2. Pre-run notebook as HTML
For step 2, the repo has been fetched from GitHub and run through Jupyter Book with the output being a bunch of static web content (HTML, JavaScript, CSS, and images).
Static web sites are the simplest kind of web site: they are simply file servers talking HTTP. In this diagram the example static site is http://static-bar.com.
3. Hand off to Colab
This is what in Jupyter Book is referred to as interacting, moving from a static web page rendering of an (optionally pre-run) notebook to something backed by a live Jupyter kernel. Normally, Jupyter Book will hand off to Binder for provisioning Jupyter kernels. In my hack, open source Binder is replaced with commercial Google Colab.
The hand off is simply an http://
URL to Colab, which includes/ends-with a
map to the .ipynb
file that Colab should load from GitHub. That mapping
will result in an URL of the form:
https://colab.research.google.com/github/my_org/my_repo/blob/my_branch/my_file.ipynb
4. Colab kernel spin-up
Next, the web browser follows the http://colab.research.google.com
URL,
loading a new web page. At Colab, an HTTP GET arrives and the URL is
parsed. When colab sees the /github/
part, it knows that the user is
requesting that an .ipynb
file be fetched from GitHub. The tail of
the URL provides the organization, repo name, and relative file
path. Colab then fetches the specified file from github.com
.
Behind the scene Colab spins up a new virtual machine to provide a Jupyter kernel for the request. (Anyone with a gMail email address can have up to two VMs running simultaneously.)
Eventually (quickly) the HTTP response goes down to the browser where the user sees the notebook and can run the code.

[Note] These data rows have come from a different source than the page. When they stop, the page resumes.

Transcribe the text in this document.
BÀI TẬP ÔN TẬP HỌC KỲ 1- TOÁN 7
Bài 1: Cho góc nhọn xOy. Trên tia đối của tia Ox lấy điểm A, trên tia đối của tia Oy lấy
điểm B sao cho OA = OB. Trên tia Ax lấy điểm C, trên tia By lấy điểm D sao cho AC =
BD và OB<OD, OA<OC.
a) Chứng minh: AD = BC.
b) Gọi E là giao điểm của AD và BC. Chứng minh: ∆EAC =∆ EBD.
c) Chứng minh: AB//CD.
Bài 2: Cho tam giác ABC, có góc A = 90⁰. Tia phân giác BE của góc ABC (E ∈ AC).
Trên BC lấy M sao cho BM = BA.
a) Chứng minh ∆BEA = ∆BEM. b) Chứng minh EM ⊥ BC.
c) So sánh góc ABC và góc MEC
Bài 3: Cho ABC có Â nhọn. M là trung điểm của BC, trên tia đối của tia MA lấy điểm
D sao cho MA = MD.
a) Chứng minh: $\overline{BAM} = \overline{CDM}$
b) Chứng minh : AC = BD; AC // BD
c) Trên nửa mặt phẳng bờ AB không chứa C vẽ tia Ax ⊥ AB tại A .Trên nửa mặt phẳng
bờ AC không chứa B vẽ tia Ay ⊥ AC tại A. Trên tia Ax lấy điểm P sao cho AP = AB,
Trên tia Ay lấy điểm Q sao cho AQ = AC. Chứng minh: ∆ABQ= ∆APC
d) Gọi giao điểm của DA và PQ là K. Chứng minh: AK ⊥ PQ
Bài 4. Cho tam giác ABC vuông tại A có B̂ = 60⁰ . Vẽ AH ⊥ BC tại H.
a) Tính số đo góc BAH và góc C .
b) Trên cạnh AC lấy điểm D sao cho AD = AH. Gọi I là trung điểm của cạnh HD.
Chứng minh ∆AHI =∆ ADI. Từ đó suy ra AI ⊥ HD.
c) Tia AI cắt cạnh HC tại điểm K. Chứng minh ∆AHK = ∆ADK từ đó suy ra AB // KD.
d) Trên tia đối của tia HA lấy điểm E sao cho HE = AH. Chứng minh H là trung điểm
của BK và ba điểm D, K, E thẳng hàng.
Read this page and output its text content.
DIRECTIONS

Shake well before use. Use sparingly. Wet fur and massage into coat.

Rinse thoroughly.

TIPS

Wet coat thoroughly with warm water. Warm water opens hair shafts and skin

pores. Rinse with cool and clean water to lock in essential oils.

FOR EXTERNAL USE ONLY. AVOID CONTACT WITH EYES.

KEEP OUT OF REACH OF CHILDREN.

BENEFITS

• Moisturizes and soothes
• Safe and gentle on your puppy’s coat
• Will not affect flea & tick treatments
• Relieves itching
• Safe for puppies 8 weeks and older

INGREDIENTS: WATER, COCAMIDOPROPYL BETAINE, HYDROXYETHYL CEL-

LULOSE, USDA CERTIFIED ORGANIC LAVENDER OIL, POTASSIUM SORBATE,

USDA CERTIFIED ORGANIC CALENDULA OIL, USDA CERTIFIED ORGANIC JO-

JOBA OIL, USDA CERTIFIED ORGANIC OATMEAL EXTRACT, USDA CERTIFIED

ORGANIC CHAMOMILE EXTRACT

5. Persisting a modified version
“Playground mode” is the Colab term for a transient, unpersisted
version of a notebook running in a Colab VM. If a reader wants to
play with and run the code (read: modify the input notebook) and keep
a copy, exiting playground mode will save a copy of the modified
.ipynb
in the users Google Drive.
The take away is that open source tools make it possible to have a
static web site showing HTML rendering of .ipynb
files. Those static
HTML files can then link to Colab (or Binder) to on-demand hook the
notebook up to a new VM. A static web site linking to free compute.